L'Italia non può camminare verso il futuro con una classe lavoratrice fatta soltanto di precari seppur in parte finanziati dallo Stato. Se non c'è futuro per le famiglie dei lavoratori non c'è futuro per il Paese. Le politiche salariali e dei diritti seguite negli ultimi anni hanno introdotto disagio ed infelicità in milioni e milioni di lavoratori. Non è vero che c'è una crisi generale. La crisi è solo per una metà della popolazione che ha dovuto registrare una perdita di almeno il trenta per cento del proprio reddito mentre altre parti della popolazione si sono arricchite. Non ci vogliono grandi studi per vedere come i consumi natalizi si sono contratti terribilmente soltanto per le grandi masse popolari mentre i negozi di lusso e i consumi di lusso hanno registrato incrementi che saranno confermati in occasione del prossimo capodanno.
Pietro Ancona
http://medioevosociale-pietro.blogspot.com/
www.spazioamico.it



(*) "Negli ultimi nove anni il peso dei contratti a tempo determinato sul totale delle assunzioni previste dalle imprese è aumentato di 12 punti percentuali, passando dal 30,8% del 2001 al 42,6% previsto per il 2008 (pari a 352 mila assunzioni, allo stesso livello del 2007). Nelle imprese, tuttavia - rileva l’indagine - aumentano anche i contratti ’stabili’, che quest’anno dovrebbero superare le 392 mila unità, pari al 47,4% delle 827.900 entrate stagionali.
Mentre rimane poco consistente il ricorso al nuovo apprendistato e al contratto di inserimento (rispettivamente 8,0% e 1,6%), e cala il ricorso al part-time (13,4%, a fronte del 15,0% del 2007), il contratto a tempo determinato, che le imprese usano soprattutto per far fronte a picchi di attività, sembra anche assumere sempre più il carattere di “contratto di prova”: lo confermano gli oltre 130 mila contratti a tempo determinato utilizzati proprio per “testare” nuovo personale. E considerato che per il 24% dei dipendenti a termine in forza presso le imprese nel 2007 si prevede una trasformazione in lavoratori a tempo indeterminato nel corso del 2008, la “flessibilità in entrata” sembra sempre più rappresentare una condizione “di passaggio”.

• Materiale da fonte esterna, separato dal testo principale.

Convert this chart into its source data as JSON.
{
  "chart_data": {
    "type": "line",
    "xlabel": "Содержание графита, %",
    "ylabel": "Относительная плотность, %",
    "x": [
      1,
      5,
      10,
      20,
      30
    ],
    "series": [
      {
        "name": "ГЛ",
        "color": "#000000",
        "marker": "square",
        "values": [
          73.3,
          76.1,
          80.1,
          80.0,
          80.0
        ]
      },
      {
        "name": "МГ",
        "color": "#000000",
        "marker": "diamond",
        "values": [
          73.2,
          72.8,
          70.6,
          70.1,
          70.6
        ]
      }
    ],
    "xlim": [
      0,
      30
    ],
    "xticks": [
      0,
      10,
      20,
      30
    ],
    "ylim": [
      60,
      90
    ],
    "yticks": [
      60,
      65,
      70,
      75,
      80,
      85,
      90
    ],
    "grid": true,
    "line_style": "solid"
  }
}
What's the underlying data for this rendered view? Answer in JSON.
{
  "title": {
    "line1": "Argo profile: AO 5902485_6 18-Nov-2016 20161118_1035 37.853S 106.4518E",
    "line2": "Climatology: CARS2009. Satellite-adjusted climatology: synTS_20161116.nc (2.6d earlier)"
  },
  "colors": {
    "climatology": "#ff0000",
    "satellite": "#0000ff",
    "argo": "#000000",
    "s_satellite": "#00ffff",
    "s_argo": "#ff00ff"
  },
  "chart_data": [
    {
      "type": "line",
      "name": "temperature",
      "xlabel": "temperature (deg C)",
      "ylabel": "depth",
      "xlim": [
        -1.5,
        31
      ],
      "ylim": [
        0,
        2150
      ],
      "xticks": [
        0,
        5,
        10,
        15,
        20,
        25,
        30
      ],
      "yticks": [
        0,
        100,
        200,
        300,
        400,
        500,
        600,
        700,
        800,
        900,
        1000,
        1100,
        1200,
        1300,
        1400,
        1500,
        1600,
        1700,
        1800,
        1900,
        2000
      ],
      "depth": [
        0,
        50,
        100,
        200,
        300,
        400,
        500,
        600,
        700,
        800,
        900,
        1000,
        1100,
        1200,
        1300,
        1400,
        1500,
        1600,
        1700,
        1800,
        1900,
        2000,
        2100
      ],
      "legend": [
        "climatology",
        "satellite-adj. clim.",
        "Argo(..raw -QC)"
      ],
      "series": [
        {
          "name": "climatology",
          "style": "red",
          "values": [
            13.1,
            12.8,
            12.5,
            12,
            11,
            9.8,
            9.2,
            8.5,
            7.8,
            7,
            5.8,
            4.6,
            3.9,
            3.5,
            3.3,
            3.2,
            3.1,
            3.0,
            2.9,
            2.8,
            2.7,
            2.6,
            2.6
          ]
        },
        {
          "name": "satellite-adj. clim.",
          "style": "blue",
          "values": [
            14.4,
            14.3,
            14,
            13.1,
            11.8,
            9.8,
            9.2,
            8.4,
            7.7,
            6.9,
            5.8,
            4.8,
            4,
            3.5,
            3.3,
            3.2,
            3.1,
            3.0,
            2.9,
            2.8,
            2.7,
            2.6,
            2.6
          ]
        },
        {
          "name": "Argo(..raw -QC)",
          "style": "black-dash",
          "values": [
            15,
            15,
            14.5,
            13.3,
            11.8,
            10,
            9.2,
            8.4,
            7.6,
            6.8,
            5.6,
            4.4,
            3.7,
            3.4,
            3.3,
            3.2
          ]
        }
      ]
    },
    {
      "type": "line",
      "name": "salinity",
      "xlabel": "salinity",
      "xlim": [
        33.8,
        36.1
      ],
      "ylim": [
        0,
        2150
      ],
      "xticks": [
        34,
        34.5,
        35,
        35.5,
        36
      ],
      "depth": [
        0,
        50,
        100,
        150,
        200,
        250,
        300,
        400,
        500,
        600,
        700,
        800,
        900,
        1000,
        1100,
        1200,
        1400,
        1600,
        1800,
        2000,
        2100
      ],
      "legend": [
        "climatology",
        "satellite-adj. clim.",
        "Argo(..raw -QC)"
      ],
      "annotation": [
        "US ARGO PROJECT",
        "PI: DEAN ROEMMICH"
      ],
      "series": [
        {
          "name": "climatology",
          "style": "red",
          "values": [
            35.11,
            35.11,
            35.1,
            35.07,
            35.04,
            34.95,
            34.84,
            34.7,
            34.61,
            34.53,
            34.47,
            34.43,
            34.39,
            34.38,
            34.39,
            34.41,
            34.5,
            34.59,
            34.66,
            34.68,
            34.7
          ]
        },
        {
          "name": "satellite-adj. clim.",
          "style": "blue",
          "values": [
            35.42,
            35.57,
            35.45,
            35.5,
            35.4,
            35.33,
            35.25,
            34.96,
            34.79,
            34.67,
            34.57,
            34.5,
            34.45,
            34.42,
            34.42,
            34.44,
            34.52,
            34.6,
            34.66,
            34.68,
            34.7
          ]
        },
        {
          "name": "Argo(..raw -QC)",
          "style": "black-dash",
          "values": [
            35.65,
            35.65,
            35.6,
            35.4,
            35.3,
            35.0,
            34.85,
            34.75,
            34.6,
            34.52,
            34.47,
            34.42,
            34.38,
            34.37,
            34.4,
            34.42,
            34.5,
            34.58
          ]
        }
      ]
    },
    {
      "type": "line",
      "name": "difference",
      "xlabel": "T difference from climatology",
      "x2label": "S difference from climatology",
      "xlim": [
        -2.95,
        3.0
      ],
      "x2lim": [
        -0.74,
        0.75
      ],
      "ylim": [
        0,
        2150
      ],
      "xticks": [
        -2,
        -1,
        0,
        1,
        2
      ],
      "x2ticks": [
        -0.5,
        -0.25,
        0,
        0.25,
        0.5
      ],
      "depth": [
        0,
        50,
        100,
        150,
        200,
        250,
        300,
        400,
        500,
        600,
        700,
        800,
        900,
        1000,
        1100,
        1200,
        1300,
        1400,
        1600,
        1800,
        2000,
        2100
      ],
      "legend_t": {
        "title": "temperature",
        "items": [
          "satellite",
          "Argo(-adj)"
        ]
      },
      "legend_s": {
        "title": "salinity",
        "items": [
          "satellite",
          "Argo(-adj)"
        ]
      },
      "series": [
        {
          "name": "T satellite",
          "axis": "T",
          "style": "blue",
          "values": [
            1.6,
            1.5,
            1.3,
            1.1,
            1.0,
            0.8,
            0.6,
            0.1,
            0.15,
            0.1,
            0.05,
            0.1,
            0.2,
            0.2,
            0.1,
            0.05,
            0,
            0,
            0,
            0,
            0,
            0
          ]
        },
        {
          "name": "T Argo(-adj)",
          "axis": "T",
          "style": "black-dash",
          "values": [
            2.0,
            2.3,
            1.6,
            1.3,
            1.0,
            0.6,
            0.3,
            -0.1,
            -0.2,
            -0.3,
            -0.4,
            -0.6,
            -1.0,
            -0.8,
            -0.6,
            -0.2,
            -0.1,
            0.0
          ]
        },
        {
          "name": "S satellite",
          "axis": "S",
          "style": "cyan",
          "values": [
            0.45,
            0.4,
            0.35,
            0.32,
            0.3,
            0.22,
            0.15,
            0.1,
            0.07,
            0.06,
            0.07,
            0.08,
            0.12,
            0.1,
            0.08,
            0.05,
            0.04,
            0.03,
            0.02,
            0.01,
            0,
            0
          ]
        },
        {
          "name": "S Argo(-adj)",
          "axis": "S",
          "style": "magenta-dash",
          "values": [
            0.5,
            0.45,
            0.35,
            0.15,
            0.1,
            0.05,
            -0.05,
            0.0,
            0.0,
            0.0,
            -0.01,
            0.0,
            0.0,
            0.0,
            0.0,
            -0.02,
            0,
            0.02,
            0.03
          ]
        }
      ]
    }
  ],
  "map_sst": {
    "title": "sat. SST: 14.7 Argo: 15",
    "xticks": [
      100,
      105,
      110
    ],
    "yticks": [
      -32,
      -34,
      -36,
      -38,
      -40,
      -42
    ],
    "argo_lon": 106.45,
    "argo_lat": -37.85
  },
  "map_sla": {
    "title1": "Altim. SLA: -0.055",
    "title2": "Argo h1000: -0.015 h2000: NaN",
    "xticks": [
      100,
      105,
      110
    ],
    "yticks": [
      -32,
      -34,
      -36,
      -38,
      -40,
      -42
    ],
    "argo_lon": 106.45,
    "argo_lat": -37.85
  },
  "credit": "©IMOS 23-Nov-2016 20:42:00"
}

La tendenza evidenziata dall’indagine Excelsior è confermata anche dall’Istat, che, analizzando la situazione nelle grandi imprese, indica un aumento costante dei contratti a tempo determinato: dal 64,9% del totale del 2000 hanno raggiunto il 72,7% nel 2007 (il 55,4% a termine), con un peso maggiore nei servizi (75,7%) rispetto all’industria (65,4%). La realtà del precariato italiano è comunque più contenuta rispetto al resto d’Europa: l’Italia, infatti, con il suo 13,2% di occupati a tempo determinato sul totale alla fine del 2007, si mantiene al di sotto della media dei Ventisette (14,5%) e ben lontana dai livelli della Spagna, dove i contratti a scadenza rappresentano il 31,7% del totale".